From November 2011 to May 2012, Zondo served as an acting judge of the Constitutional Court. He was permanently appointed with effect from September 2012 and is now considered a key member, with Chris Jafta, of the Court's conservative wing. In June 2017, President Jacob Zuma appointed Zondo to the office of Deputy Chief Justice, succeeding Dikgang Moseneke who retired in 2016. On 10 March 2022, President Cyril Ramaphosa appointed Zondo as the new Chief Justice of the Constitutional Court of South Africa, effective 1 April.

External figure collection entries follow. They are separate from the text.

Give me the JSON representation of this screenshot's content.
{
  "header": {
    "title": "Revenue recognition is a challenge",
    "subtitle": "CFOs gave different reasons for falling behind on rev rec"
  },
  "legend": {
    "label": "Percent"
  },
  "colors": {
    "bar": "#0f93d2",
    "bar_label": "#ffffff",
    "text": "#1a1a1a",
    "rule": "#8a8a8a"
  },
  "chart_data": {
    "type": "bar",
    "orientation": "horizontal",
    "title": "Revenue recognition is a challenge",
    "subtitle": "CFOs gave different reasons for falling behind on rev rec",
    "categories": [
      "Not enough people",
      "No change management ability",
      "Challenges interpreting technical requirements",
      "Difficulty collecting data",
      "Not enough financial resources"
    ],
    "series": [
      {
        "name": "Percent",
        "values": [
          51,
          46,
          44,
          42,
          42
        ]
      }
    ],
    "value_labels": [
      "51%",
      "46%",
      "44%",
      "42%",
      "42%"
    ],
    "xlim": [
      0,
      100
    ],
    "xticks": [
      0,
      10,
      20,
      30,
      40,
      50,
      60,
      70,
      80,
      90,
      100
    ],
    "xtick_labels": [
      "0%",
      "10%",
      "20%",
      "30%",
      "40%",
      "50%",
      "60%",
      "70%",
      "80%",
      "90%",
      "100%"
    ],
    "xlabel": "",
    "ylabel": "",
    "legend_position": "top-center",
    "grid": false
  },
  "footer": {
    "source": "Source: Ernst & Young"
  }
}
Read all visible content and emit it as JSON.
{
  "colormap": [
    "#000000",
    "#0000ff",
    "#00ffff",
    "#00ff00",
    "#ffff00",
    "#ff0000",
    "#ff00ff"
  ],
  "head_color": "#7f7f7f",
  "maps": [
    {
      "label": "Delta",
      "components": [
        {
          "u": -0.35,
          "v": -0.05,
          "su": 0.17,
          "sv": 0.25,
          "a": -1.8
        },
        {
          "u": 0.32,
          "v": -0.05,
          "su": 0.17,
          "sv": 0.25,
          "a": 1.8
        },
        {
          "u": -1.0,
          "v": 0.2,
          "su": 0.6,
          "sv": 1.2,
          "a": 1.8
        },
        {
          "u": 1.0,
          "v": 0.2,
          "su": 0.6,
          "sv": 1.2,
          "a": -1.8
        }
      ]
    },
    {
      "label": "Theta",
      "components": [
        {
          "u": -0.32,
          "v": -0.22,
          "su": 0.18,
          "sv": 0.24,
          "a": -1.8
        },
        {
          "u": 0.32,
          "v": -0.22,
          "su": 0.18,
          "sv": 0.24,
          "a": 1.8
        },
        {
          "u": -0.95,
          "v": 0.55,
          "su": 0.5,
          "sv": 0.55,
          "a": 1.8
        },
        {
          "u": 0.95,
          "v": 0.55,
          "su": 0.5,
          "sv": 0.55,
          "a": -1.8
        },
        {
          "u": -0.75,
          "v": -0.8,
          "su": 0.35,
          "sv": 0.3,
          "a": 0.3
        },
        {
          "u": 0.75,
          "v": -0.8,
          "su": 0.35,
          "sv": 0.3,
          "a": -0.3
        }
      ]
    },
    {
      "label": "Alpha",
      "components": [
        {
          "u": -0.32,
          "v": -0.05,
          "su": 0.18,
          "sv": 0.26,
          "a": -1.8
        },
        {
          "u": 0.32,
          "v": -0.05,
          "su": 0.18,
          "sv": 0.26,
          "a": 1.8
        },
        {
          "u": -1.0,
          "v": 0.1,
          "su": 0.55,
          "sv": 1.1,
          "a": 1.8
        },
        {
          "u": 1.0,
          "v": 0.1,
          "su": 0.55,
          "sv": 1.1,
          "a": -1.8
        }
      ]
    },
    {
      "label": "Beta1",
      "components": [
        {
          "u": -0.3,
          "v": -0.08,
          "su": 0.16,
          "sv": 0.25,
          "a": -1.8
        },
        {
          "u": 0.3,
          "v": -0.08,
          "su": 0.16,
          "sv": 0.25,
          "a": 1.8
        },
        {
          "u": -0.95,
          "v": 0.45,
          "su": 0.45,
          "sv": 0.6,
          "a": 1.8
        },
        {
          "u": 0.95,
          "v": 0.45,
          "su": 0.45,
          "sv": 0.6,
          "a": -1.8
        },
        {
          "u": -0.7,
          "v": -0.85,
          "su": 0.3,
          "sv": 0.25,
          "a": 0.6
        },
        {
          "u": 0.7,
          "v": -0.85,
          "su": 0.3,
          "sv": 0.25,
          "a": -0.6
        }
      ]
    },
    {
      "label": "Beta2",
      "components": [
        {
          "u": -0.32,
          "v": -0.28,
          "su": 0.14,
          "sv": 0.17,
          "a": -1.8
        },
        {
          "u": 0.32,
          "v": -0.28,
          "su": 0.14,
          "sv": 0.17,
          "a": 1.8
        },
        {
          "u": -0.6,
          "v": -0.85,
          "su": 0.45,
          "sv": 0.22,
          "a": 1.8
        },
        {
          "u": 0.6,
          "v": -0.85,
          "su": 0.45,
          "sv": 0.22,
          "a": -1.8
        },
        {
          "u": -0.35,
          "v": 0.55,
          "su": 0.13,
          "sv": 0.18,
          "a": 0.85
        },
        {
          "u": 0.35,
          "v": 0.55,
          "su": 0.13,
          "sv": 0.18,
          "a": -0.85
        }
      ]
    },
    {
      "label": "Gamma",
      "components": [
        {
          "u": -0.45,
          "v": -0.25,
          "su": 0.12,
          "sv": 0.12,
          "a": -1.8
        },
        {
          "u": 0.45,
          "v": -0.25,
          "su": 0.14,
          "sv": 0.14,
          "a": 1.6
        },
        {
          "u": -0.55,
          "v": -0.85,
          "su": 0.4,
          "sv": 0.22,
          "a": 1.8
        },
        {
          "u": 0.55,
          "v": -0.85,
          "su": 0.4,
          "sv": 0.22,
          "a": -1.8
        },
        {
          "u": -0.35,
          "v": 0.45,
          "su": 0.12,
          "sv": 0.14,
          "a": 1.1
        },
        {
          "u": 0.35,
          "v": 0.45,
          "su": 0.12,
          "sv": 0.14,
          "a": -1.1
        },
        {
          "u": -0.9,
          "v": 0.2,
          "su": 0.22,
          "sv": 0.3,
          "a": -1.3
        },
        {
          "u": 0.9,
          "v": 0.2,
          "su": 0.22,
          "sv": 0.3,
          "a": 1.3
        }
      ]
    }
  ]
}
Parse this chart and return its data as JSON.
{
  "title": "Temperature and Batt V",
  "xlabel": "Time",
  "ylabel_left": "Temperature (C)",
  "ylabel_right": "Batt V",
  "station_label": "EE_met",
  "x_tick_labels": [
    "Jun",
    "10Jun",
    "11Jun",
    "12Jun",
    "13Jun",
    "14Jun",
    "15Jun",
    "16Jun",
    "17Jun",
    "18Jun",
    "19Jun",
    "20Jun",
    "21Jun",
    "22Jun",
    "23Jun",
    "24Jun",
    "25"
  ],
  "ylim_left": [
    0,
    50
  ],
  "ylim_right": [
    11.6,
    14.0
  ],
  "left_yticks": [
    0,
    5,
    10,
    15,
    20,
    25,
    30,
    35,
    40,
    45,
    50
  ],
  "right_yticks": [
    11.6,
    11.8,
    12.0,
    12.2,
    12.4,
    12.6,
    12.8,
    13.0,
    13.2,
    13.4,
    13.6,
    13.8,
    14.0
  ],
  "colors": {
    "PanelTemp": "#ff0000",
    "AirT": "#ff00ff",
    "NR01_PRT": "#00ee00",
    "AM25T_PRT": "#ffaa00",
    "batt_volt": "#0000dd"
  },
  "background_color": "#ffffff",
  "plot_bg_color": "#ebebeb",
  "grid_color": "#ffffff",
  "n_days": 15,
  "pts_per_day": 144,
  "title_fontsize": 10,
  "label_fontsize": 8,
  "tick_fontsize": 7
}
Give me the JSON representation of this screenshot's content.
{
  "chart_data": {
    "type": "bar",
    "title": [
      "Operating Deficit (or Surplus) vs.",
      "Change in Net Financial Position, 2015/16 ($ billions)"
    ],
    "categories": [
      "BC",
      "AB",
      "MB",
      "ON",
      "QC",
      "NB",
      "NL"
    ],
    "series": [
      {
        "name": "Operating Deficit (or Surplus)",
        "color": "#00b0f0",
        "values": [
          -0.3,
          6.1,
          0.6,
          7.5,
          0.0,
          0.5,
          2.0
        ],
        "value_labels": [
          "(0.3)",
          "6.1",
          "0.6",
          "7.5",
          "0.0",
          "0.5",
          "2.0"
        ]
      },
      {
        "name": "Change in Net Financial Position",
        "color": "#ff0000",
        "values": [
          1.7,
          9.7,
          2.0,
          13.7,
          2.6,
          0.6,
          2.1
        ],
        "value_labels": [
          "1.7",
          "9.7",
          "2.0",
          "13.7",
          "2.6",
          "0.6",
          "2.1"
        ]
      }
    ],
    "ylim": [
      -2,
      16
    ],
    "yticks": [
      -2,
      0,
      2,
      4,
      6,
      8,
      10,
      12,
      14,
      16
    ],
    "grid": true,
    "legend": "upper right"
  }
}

==Commission of Inquiry into State Capture==
Shortly after taking office in 2018, Ramaphosa approved an inquiry into allegations of corruption during the previous Jacob Zuma government administration, stating that "This is the year in which we will turn the tide of corruption in our public institutions". Zondo was appointed as presiding judge for the Judicial Commission of Inquiry into Allegations of State Capture, Corruption and Fraud in the Public Sector including Organs of State, leading to its popular name, the Zondo Commission. Hearings began on 20 August 2018, it issued its final report in June 2022 and cost close to R1 billion, far more than any prior South African judicial inquiry.